General characteristics
- Type: Cruise ship
- Tonnage: 2009–2018: 36,009 GT 2018 onwards: 39,519 GT
- Length: 2009–2018: 195.8 m; 2018 onwards: 210.7 m;
- Beam: 89 ft (27 m)
- Speed: 20.3 knots (37.6 km/h) (est)
- Capacity: 608 passengers (double occupancy); 648 (maximum passengers);
- Crew: 412

= Silver Spirit (ship) =

Luxury cruise ship operated by Silversea Cruises

Silver Spirit is a luxury cruise ship operated by Silversea Cruises. The sixth ship of the Silversea fleet, she entered service in 2009.

==Description==
Silver Spirit is fitted with 270 ocean-view suites, the suites of the fleet. She also features six different restaurants, an 8300 sqft spa, and a supper club with live music, dancing and night-club style entertainment.

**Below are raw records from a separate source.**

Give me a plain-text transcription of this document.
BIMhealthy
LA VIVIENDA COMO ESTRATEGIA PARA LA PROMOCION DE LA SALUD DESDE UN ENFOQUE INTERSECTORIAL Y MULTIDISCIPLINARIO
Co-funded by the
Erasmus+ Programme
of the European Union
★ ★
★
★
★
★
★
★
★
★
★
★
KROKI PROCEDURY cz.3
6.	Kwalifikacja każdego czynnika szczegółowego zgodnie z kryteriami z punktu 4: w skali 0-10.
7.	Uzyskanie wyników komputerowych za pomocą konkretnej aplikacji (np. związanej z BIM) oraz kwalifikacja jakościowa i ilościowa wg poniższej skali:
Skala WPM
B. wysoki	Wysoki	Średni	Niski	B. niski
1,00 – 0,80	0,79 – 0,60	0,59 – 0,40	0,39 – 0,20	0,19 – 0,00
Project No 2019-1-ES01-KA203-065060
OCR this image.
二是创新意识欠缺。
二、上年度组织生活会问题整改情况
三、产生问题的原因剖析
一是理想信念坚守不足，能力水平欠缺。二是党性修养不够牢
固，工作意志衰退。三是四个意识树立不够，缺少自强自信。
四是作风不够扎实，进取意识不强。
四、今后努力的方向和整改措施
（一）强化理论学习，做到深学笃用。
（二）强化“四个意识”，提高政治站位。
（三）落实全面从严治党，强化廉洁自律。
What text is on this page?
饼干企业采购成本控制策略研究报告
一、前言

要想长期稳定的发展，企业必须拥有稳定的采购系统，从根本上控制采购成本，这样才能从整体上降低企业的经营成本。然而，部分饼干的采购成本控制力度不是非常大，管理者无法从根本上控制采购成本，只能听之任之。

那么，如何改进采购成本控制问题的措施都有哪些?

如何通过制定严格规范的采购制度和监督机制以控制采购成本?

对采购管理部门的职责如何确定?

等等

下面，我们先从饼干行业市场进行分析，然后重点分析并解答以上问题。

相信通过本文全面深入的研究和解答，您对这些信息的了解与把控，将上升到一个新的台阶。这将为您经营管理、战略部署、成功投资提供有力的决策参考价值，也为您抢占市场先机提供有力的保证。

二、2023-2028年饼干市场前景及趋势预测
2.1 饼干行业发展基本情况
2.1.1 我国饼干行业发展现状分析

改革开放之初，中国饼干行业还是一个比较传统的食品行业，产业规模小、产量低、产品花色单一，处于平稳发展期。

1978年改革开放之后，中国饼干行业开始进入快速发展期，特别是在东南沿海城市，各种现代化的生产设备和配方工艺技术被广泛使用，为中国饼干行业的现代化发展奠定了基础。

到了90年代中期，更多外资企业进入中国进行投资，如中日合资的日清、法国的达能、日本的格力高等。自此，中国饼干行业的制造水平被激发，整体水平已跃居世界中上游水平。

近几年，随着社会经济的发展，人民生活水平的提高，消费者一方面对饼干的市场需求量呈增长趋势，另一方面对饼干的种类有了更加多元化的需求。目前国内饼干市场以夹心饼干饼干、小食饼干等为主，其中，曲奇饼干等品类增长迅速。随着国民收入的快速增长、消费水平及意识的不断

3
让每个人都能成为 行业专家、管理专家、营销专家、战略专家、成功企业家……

On 23 December 2009, Silver Spirit departed on her maiden voyage from Barcelona, Spain to Lisbon, Portugal. Following this sailing, she undertook her maiden transatlantic voyage from Lisbon to Ft. Lauderdale, Florida.
On 21 January 2010, Silver Spirit embarked on her inaugural transoceanic voyage, a 91-day voyage around America. Red Sea Cruises is chartering the ship for summer 2020.

== Dry dock ==
In March 2018, Silver Spirit underwent significant renovation. In a two-month refurbishment the ship was cut in half and an additional section was added. She grew from 195.8 to 210.7 meters long. Her tonnage increased from 36,009 to 39,519 GT, and capacity - from 540 to 608 passengers.